Since then tens and treys have been called the dead man’s hand, and it is a hand that is rarely beaten in draw poker. Aces and eights are called the gambler’s hand and is popularly supposed to be invincible.—New York Sun.
 
3 January 1903, National Police Gazette, pg. 6:
DEATH IN A POKER GAME WHERE ONE
PLAYER HELD A “DEAD MAN’S HAND.” 
A Jack Full on Red Sevens Seems to be an Unusually Fatal Combination of the Pasteboards. ... Half a dozen sports were lined up against the bar of a big hotel in Milwaukee, Wis., the other
night, and the talk drifted to poker. “There is in the great game,” remarked one, “what is known as the ‘Dead Man’s Hand.’ I only saw it played once, but that was enough for me.  I’d heard about this ‘Dead Man’s Hand,’ soon after I struck the West.
 
 
Google Books
Encyclopaedia of Superstitions, Folklore, and the Occult Sciences of the World
Milwaukee, WI: J. H. Yewdale & Sons
1903
Pg. 1478:
Jacks and sevens are called the “dead man’s hand.”  In a poker game, it is very unlucky to hold them and win the pot.
 
3 November 1904, Lincoln (NE) Evening News, pg.8, col. 5:
AN OUTCAST STEER WITH
ITS TRAGIC MARKINGS
ALPINE, Tex., Nov. 3.
(...)
In January, 1889. a big roundup took place on the Leon Cipa ranch, in Brewster County.
(...)
Some time before Gilliliand’s death, “Jeff” Webb, a nephew of Gillilian, left Alpine with a pet bear.

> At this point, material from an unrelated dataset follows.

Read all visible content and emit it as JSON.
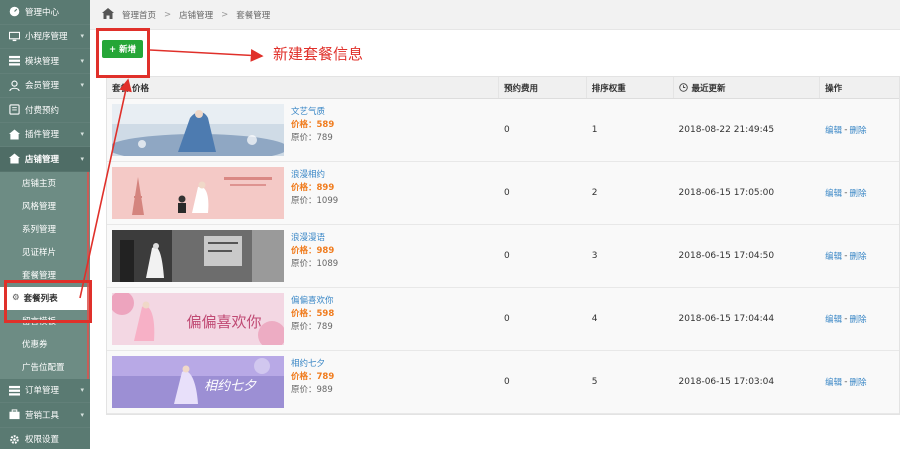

The morning following his dead body was found on the road towards Fort Davis. Gilliliand has suspected that Webb had been killed by Sam Taylor, a desperado. One night not long after this, Taylor was killed in the back room of a saloon at Alpine playing poker by someone who fired a load of buckshot through the window. He leaned forward over the table, the cards still grasped in his lifeless hand. He had just won a pot with aces and eights, which was thereafter known as a “dead man’s hand.”
 
3 December 1905, Daily Nevada State Journal (Reno, NV), pg. 12, col. 4:
THE man who held a pair of jacks and a pair of eights in a recent poker game at Pittsburg would doubtless give assent to the accuracy of the superstition that calls such a combination “the dead man’s hand,” only that he is unfortunately in the usual position of the dead man—unable to speak.
   
26 August 1906, Syracuse (NY) Herald, “The Dead Man’s Hand,” pg. 40:
In our story the dead man’s hand is jacks and eights. A great many people say that jacks fall of red sevens is the real dead man’s hand and those who have faith in their belief that this is the hand will tell you to this day and hour that the man who holds this hand in a game of poker will never get up from the table alive. Then others say it is aces and eights, while more insist that two jacks and two sevens is the dead man’s hand. We are not disputing any of them.
 
There is a tragedy connected with our tale. The writer’s informants insist that it is an actual and real happening and the story of the game has come to us from several other sources, some of which we have reasons for accepting as reliable. Accept its authenticity if you are in the humor; believe it if you will, what’s the diff?
 
I can not give you any day, date or place, but will leave these important features to the reader’s imagination. Neither can names be stated, but the game is supposed to have been played in a Western town and the time is some years back.
 
3 January 1909, Washington Post (from the New York Telegraph), pg. 31, col. 6:
Once when he made a bet and Mr. Finegelmann called with a dubious feeling, Mr. Saltpeter said: “I win; I got a straight and you got only the dead man’s hand.”
 
And when Mr. Finegelmann showed down his jacks and eights the others looked at Mr. Saltpeter with a little awe and regarded him as some one uncanny.
   
9 October 1910, Washington Post, “Played the Dead Man’s Hand” from the New York Telegraph, Miscellany section, pg. 1:
“The dead man’s hand,” said Mr. Saltpeter.
 
“Where you been living?” said Mr. Rosenthal. “Call yourself a Cochem and a sport, and not know a hunch on the dead man’s hand. Such an ignorance.”
 
“What is it?” asked Mr. Fleugelmann.
 
“Aces and eights,” said Mr. Saltpeter. “Some say it’s jacks and eights, awer I know better—it’s aces and eights.”
 
29 March 1942, Charleston (WV) Gazette, “The Brighter Side” by Damon Runyon, pg. 6:
In certain western cities the poker players used to accept both aces and eights and jacks and eights as the dead man’s hand but differentiated between the two by calling jacks and eights the Montana dead man’s hand. As we understood it, a man in Montana died holding jacks and eights and the westerners seemed to feel he was entitled to as much distinction as the guy who passed away behind the aces and eights. Personally, we are inclined to think that the euphonic quality of the latter combination made it famous rather than any mortuary circumstances surrounding the holding thereof.